Natco Co. is also mentioned as another maker of multi-spindle drills used by Packard.

Baush multi spindle machine Packard-Merlin production 01.jpg Multi-Spindle drilling machines on Aero-Engine Work by A S Finlayson.JPG



 
I wondered who made the multi-spindle drilling machines seen in painting #5, post #1.

I looked up some technical articles which covered the manufacture of aero engines during WW2.

One article covered building the Packard-Merlin in Detroit.

There was a photo of a Baush Machine Tool Co. multi-spindle drill, and it looks exactly like the one in the painting.

Natco Co. is also mentioned as another maker of multi-spindle drills used by Packard.

View attachment 296328 View attachment 296329




I think you're right there. The one I referred to was similar in style but not identical. The maker was " Frederic Pollard ".

Regards Tyrone.
 
Yachts of 100 metric tons+ are commonly manhandled by ropes by a few guys, even when suspended on cranes.
These would tend to be in the big yachts or superyachts category, 20m+ in length.

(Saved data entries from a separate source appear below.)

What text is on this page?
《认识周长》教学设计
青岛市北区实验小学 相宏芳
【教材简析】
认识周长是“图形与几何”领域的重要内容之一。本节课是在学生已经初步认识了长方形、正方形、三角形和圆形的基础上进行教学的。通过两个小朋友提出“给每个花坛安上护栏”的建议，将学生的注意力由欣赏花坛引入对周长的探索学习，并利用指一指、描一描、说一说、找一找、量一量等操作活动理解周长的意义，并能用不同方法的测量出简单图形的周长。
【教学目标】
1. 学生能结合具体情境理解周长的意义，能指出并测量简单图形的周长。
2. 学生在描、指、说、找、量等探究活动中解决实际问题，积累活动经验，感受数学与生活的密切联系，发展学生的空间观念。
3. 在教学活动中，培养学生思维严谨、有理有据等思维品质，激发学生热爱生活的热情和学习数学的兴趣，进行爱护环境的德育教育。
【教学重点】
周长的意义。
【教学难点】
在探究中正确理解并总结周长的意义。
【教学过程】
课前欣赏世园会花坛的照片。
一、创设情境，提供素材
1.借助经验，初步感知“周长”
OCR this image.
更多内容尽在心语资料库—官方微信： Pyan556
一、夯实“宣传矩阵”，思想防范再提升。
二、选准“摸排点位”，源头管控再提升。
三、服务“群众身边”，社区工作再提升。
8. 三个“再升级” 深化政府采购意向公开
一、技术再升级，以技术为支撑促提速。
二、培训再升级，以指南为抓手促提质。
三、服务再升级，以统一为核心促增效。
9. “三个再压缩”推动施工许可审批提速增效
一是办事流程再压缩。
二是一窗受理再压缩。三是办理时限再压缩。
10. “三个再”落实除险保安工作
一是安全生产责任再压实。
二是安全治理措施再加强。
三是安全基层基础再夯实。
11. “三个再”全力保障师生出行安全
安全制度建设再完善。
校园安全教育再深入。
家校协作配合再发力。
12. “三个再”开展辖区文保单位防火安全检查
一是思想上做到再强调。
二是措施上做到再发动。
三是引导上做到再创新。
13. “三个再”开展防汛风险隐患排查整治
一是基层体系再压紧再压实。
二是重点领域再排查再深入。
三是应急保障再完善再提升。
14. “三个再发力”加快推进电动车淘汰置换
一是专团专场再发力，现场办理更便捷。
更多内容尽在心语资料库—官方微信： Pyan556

People may walk or work under them, sometimes, like when painting the last stripes where the previous lift slings were.
Unusual, but happens.

Lift slings == elevator == helicopter.
All depend on good engineering in good order to work.

At my local steel merchant, Ferros Bosch, their 5 ton / 20 ton carriage lift continuously and casually lifts major loads sometimes (very rare) over people like clients and workers.
They try very hard to avoid lifting over people, and just one guy operates the lift at a time.
Cannot really avoid it with large long bits, and 30+ people perhaps in the (big) hall at the same time with 3 saws etc.

I never felt uncomfortable, and have passed under loads dozens of times.
No-one ever lingers under loads.
 
The painting "making Electrical Machinery"has five glaring things there for the safety man to write up.Three of them are workers under a load,there is no spreader on the load and the crane hook isnt moused.Not to worry the painting was probably made by an artist that had never even been in that place and was handed a bunch of photos to work from.Abstract art...
 
I'm surprised at painting No2. " Never Stand Under A Suspended Load " was the rule in my working life. Especially one rigged like that. Also what were three guys doing under it ?

Regards Tyrone

Hey Tyrone that 2nd pic is a common thing in Asian shops, the men are not under the work as much the men ARE the work.